The way to avoid the polarized conflict between these two opposing metaphysical assumptions about bias is, I think, to make a distinction between bias and biased judgement. In any given judgement we may make, there is a set of conditions that pushes us in particular directions – that is, our bias. We cannot tell in advance quite how strong that ‘push’ is going to be, but we do also experience having a wider perspective beyond our biases, and using that perspective to modify our judgements. So, we cannot help our biases, but that doesn’t mean that we have to make biased judgements.
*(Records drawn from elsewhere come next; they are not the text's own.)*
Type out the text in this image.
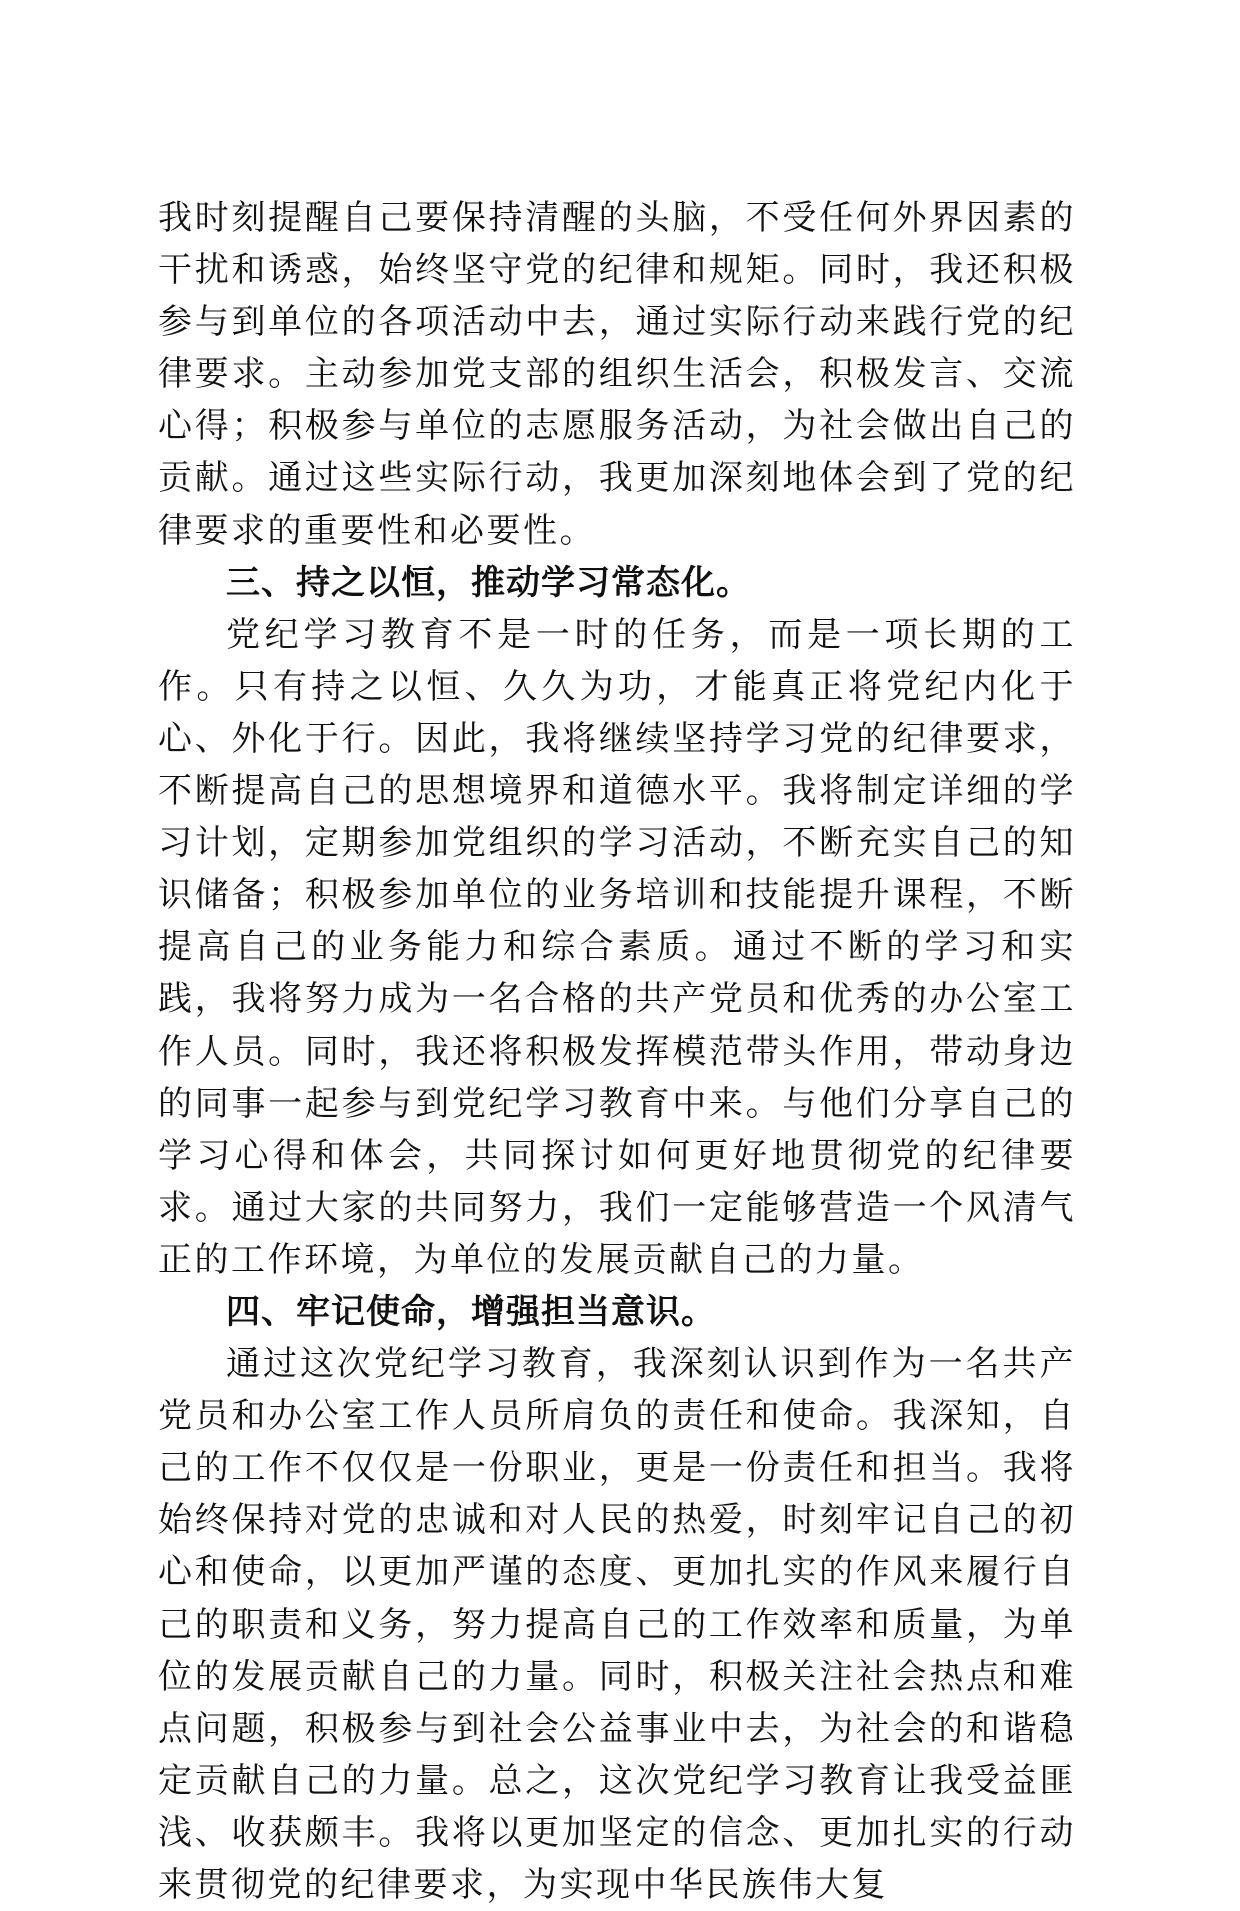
我时刻提醒自己要保持清醒的头脑，不受任何外界因素的干扰和诱惑，始终坚守党的纪律和规矩。同时，我还积极参与到单位的各项活动中去，通过实际行动来践行党的纪律要求。主动参加党支部的组织生活会，积极发言、交流心得；积极参与单位的志愿服务活动，为社会做出自己的贡献。通过这些实际行动，我更加深刻地体会到了党的纪律要求的重要性和必要性。

三、持之以恒，推动学习常态化。

党纪学习教育不是一时的任务，而是一项长期的工作。只有持之以恒、久久为功，才能真正将党纪内化于心、外化于行。因此，我将继续坚持学习党的纪律要求，不断提高自己的思想境界和道德水平。我将制定详细的学习计划，定期参加党组织的学习活动，不断充实自己的知识储备；积极参加单位的业务培训和技能提升课程，不断提高自己的业务能力和综合素质。通过不断的学习和实践，我将努力成为一名合格的共产党员和优秀的办公室工作人员。同时，我还将积极发挥模范带头作用，带动身边的同事一起参与到党纪学习教育中来。与他们分享自己的学习心得和体会，共同探讨如何更好地贯彻党的纪律要求。通过大家的共同努力，我们一定能够营造一个风清气正的工作环境，为单位的发展贡献自己的力量。

四、牢记使命，增强担当意识。

通过这次党纪学习教育，我深刻认识到作为一名共产党员和办公室工作人员所肩负的责任和使命。我深知，自己的工作不仅仅是一份职业，更是一份责任和担当。我将始终保持对党的忠诚和对人民的热爱，时刻牢记自己的初心和使命，以更加严谨的态度、更加扎实的作风来履行自己的职责和义务，努力提高自己的工作效率和质量，为单位的发展贡献自己的力量。同时，积极关注社会热点和难点问题，积极参与到社会公益事业中去，为社会的和谐稳定贡献自己的力量。总之，这次党纪学习教育让我受益匪浅、收获颇丰。我将以更加坚定的信念、更加扎实的行动来贯彻党的纪律要求，为实现中华民族伟大复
To avoid biased judgement, we don’t take the bias (or indeed, a reaction against it) as the whole story but apply a wider awareness to make a judgement that takes the bias into account but is not simply dominated by it. For instance, we may recognize the possibility of getting on with that thing we need to do, rather than procrastinating; or we may recognize the possibility of not just reacting to someone’s race but seeing them as a more complex person in a bigger context (in which race is only one element).
Mindfulness practice is central to the cultivation of that awareness, and research by Adam Lueke and others has shown the value of mindfulness in addressing bias. But meditation is also not always effective unless it is part of a wider path. Mindfulness needs to be applied as wider awareness of new possibilities at the point of judgement, when we might otherwise by dominated by our biases. Ethics can also prompt that wider awareness.
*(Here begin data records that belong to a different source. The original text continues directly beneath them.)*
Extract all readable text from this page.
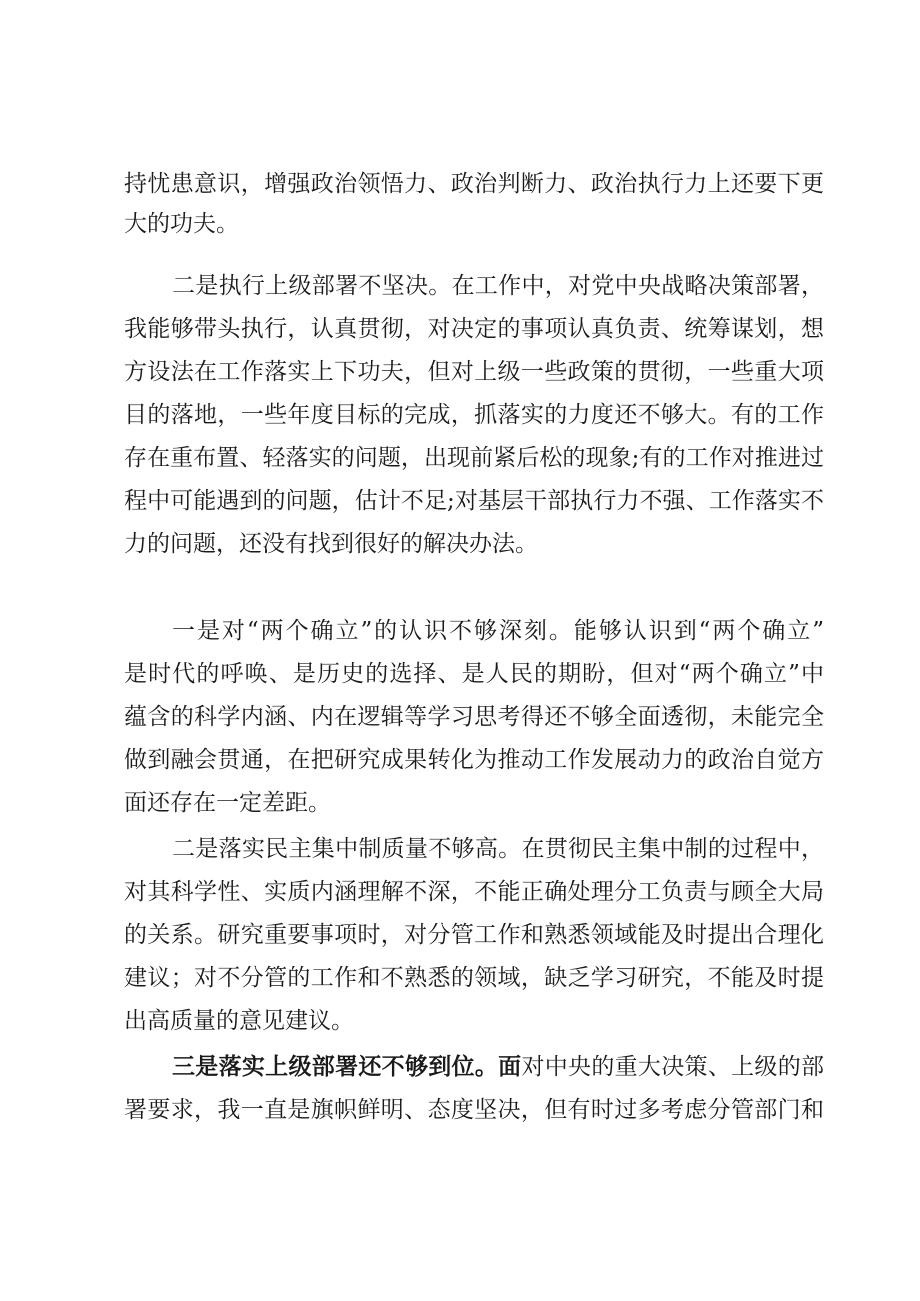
持忧患意识，增强政治领悟力、政治判断力、政治执行力上还要下更
大的功夫。
二是执行上级部署不坚决。在工作中，对党中央战略决策部署，
我能够带头执行，认真贯彻，对决定的事项认真负责、统筹谋划，想
方设法在工作落实上下功夫，但对上级一些政策的贯彻，一些重大项
目的落地，一些年度目标的完成，抓落实的力度还不够大。有的工作
存在重布置、轻落实的问题，出现前紧后松的现象;有的工作对推进过
程中可能遇到的问题，估计不足;对基层干部执行力不强、工作落实不
力的问题，还没有找到很好的解决办法。
一是对“两个确立”的认识不够深刻。能够认识到“两个确立”
是时代的呼唤、是历史的选择、是人民的期盼，但对“两个确立”中
蕴含的科学内涵、内在逻辑等学习思考得还不够全面透彻，未能完全
做到融会贯通，在把研究成果转化为推动工作发展动力的政治自觉方
面还存在一定差距。
二是落实民主集中制质量不够高。在贯彻民主集中制的过程中，
对其科学性、实质内涵理解不深，不能正确处理分工负责与顾全大局
的关系。研究重要事项时，对分管工作和熟悉领域能及时提出合理化
建议；对不分管的工作和不熟悉的领域，缺乏学习研究，不能及时提
出高质量的意见建议。
三是落实上级部署还不够到位。面对中央的重大决策、上级的部
署要求，我一直是旗帜鲜明、态度坚决，但有时过多考虑分管部门和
The deliberate study of biases can add an important element to our practice of responding to dukkha. We can get a handle on something if we name it, because it then places that thing in a wider context of awareness. So, it can really help those on the wider practical path of Buddhism to make extensive use of the labours of cognitive psychologists, even if they have a wider vision of how to address those biases that the psychologists often seem to lack.
Studying biases and learning their names is, of course, only a first step, but one that can enable us to then start identifying them in our own meditation and reflection. In my own experience, learning about, say, the Forer Effect (that makes me over-detect when other people may be talking about me), or the Sunk Costs Fallacy (that makes me reluctant to abandon a failing project), or the Action Bias (that makes me feel I should be seen to be doing something, even when nothing would be better) can really help overall practice. But that’s only if we see it in the context of overall practice to begin with.